I'm no expert but don't police officers get paid OT? So regularly working 70 hour weeks would equate to a bumper pay packet.

Can you see his finances?

Hate to say it, but are you sure he's working?

TheCatterall · 15/11/2023 19:47

@Missbobbisocks id be asking to see some wage slips and his bank accounts so you can both ensure you have an accurate financial picture and budget…

if he can lie about an inheritance - lying by omission- what else has he lied about?

hattie43 · 15/11/2023 19:49

I'd feel deceived because you have been struggling financially and he could have made it better .

Hibiscrubbed · 15/11/2023 19:49

He lets you all go without while sitting on a secret stash. Hmm. Was it more than £20k initially? Has he been buying himself things? It’s odd that he describes it as ‘not a lot of money’ while seeing you muddle along on fuck all.

Missbobbisocks · 15/11/2023 19:50

Well, sure. That’s crossed my mind but no, he’s working. He does get paid overtime but he keeps that additional money separate and puts it into savings. So we use whatever is left from his salary and then whatever is left of mine after bills etc. On paper it looks good! But after running two cars (we have to transport our son to his school as per the agreement), food costs (which seem to eat all our money!!) and then each month we do something to do the house there’s no much left really.

OP posts:
PaminaMozart · 15/11/2023 19:50

He works 70 hours a week in a well paid job and yet you are 'broke'? How and why - where does the money go?

Do you have complete overview of your joint finances or is he keeping money for himself without telling you?

What else is he hiding?

And why the 'distance' - why is the relationship strained?

LemonLimeDivine · 15/11/2023 19:51

He’s deceitful. Simple as. I’d be hurt.

Notwhatyouwanttohear · 15/11/2023 19:53

Can't really see the issue.

You say it's his money and you wouldn't want it.

You say you wouldn't want to spend it on day to day and would save it.

Did you ask if he received anything from his dead relative at the time?

Did he actively hide it?

If he had gone and spent it on frivolous stuff or gambling or booze I'd understand but it's sitting in an account.

Maybe he is scared for the family and keeping it as a rainy day fund incase something happens.

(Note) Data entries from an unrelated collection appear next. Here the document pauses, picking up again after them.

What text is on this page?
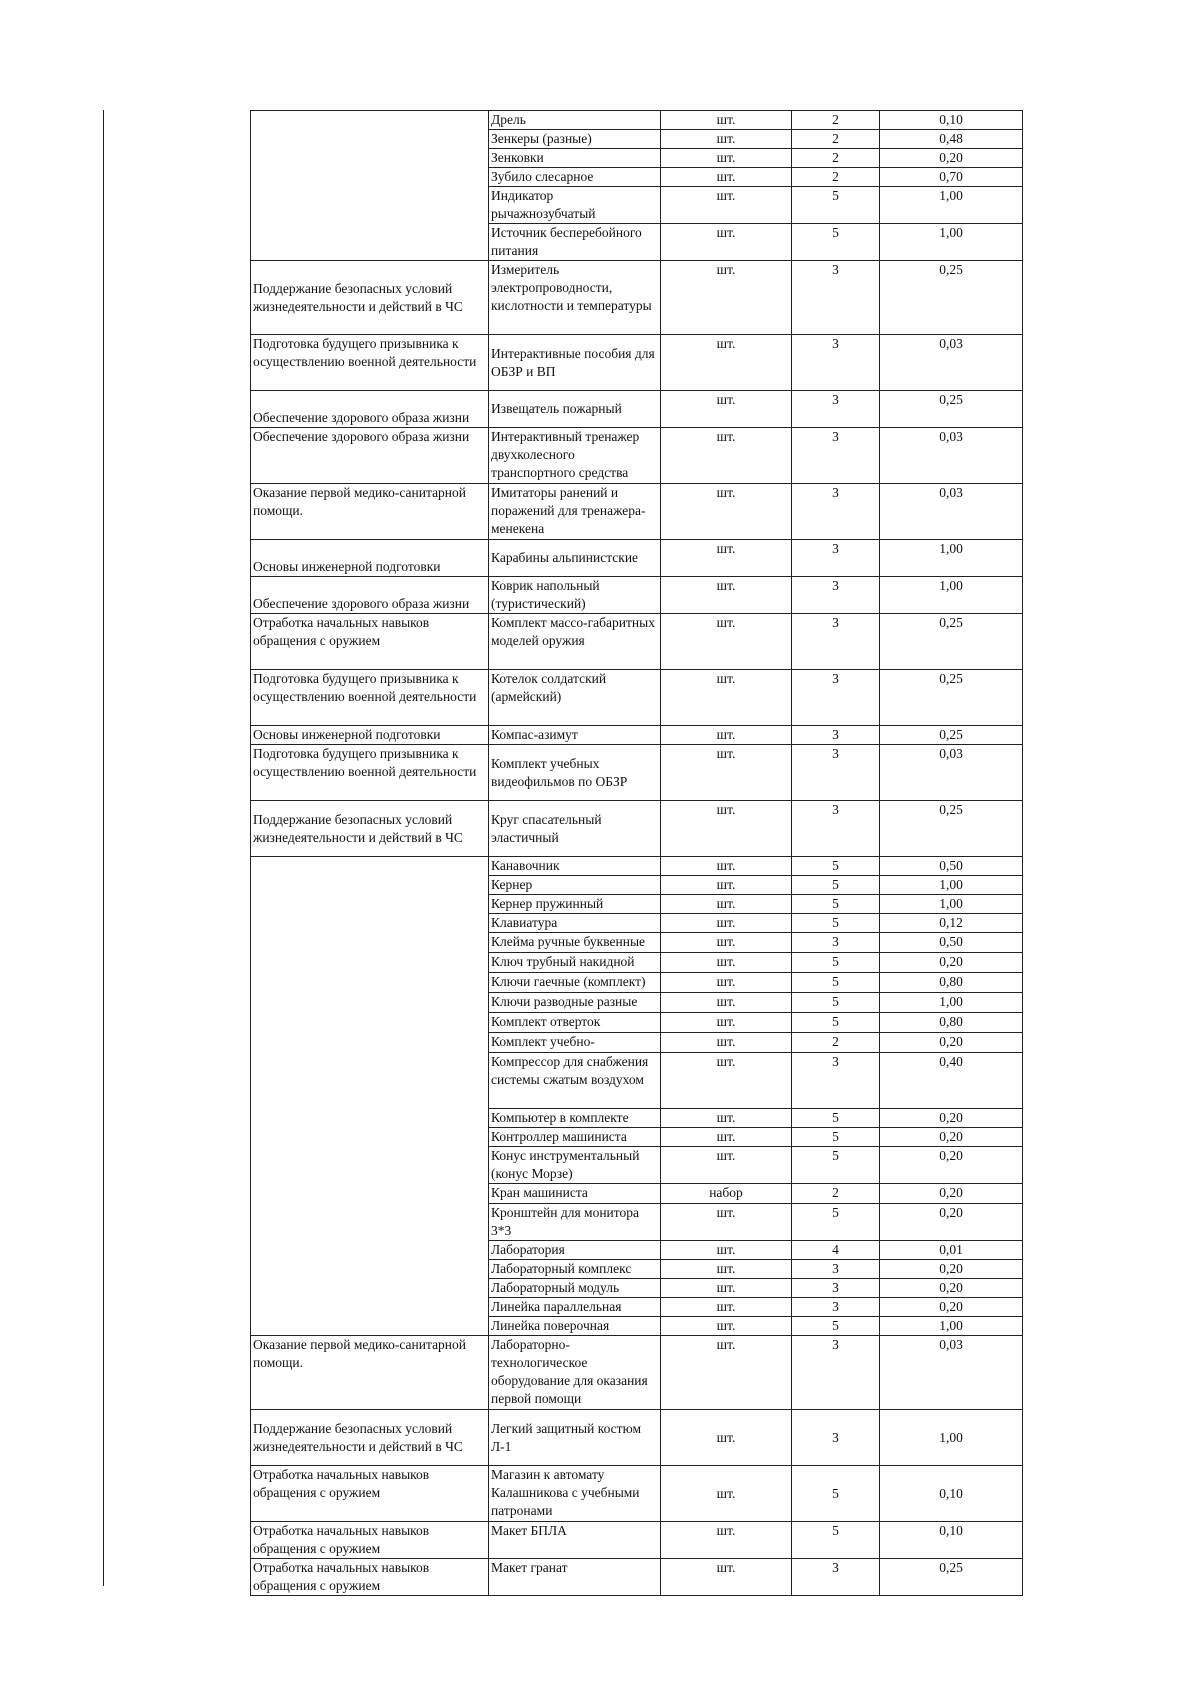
	Дрель	шт.	2	0,10
	Зенкеры (разные)	шт.	2	0,48
	Зенковки	шт.	2	0,20
	Зубило слесарное	шт.	2	0,70
	Индикатор рычажнозубчатый	шт.	5	1,00
	Источник бесперебойного питания	шт.	5	1,00
Поддержание безопасных условий жизнедеятельности и действий в ЧС	Измеритель электропроводности, кислотности и температуры	шт.	3	0,25
Подготовка будущего призывника к осуществлению военной деятельности	Интерактивные пособия для ОБЗР и ВП	шт.	3	0,03
Обеспечение здорового образа жизни	Извещатель пожарный	шт.	3	0,25
Обеспечение здорового образа жизни	Интерактивный тренажер двухколесного транспортного средства	шт.	3	0,03
Оказание первой медико-санитарной помощи.	Имитаторы ранений и поражений для тренажера-менекена	шт.	3	0,03
Основы инженерной подготовки	Карабины альпинистские	шт.	3	1,00
Обеспечение здорового образа жизни	Коврик напольный (туристический)	шт.	3	1,00
Отработка начальных навыков обращения с оружием	Комплект массо-габаритных моделей оружия	шт.	3	0,25
Подготовка будущего призывника к осуществлению военной деятельности	Котелок солдатский (армейский)	шт.	3	0,25
Основы инженерной подготовки	Компас-азимут	шт.	3	0,25
Подготовка будущего призывника к осуществлению военной деятельности	Комплект учебных видеофильмов по ОБЗР	шт.	3	0,03
Поддержание безопасных условий жизнедеятельности и действий в ЧС	Круг спасательный эластичный	шт.	3	0,25
	Канавочник	шт.	5	0,50
	Кернер	шт.	5	1,00
	Кернер пружинный	шт.	5	1,00
	Клавиатура	шт.	5	0,12
	Клейма ручные буквенные	шт.	3	0,50
	Ключ трубный накидной	шт.	5	0,20
	Ключи гаечные (комплект)	шт.	5	0,80
	Ключи разводные разные	шт.	5	1,00
	Комплект отверток	шт.	5	0,80
	Комплект учебно-	шт.	2	0,20
	Компрессор для снабжения системы сжатым воздухом	шт.	3	0,40
	Компьютер в комплекте	шт.	5	0,20
	Контроллер машиниста	шт.	5	0,20
	Конус инструментальный (конус Морзе)	шт.	5	0,20
	Кран машиниста	набор	2	0,20
	Кронштейн для монитора 3*3	шт.	5	0,20
	Лаборатория	шт.	4	0,01
	Лабораторный комплекс	шт.	3	0,20
	Лабораторный модуль	шт.	3	0,20
	Линейка параллельная	шт.	3	0,20
	Линейка поверочная	шт.	5	1,00
Оказание первой медико-санитарной помощи.	Лабораторно-технологическое оборудование для оказания первой помощи	шт.	3	0,03
Поддержание безопасных условий жизнедеятельности и действий в ЧС	Легкий защитный костюм Л-1	шт.	3	1,00
Отработка начальных навыков обращения с оружием	Магазин к автомату Калашникова с учебными патронами	шт.	5	0,10
Отработка начальных навыков обращения с оружием	Макет БПЛА	шт.	5	0,10
Отработка начальных навыков обращения с оружием	Макет гранат	шт.	3	0,25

Missbobbisocks · 15/11/2023 19:55

Yes. You’re not wrong - I’m just a bit hurt that he didn’t tell me in the first place I guess.

OP posts:
DeeCeeCherry · 15/11/2023 19:56

He's your husband not a recent boyfriend. To not treat you & the DCs or even put say 1/2 of it into joint account as a family back up, is just cold and mean. You're not a team, unfortunately

PaminaMozart · 15/11/2023 19:57

He does get paid overtime but he keeps that additional money separate and puts it into savings.

Let me guess, these savings are in his name and you have no say in this?

Why is he not contributing to your pension or funding the childcare you need to get YOUR career back on track?

He doesn't have your back and he doesn't see your as a team. Is he looking for an exit?

TheDuchessOfMN · 15/11/2023 19:57

I would be so hurt too. Marriage is supposed to be a partnership, there shouldn’t be any financial secrets.

I can actually understand him wanting to put it away and keep it, but he shouldn’t have hidden it from you.

TeenLifeMum · 15/11/2023 19:59

I would ask for full transparency on finances - monthly salary, all savings and any debts. Not because I’d want to spend it but because a relationship needs honesty and respect and he’s not demonstrated either. He’d need to build that up for me.

Tryingtokeepcalmandcarryon · 15/11/2023 20:01

This wouldn’t sit well with me at all, I would be very upset, you are a team, why would he hide that from you. Particularly when you are trying to do up a house. When he’s doing the overtime, I assume you are doing all the childcare and running his life for him, I really hope this is joint money? Do you know how much is saved? It sounds like all your money is spent and you are working to the bone juggling the children, and he has lots of his own after paying bills? I would want total transparency here this would be a major flag for me.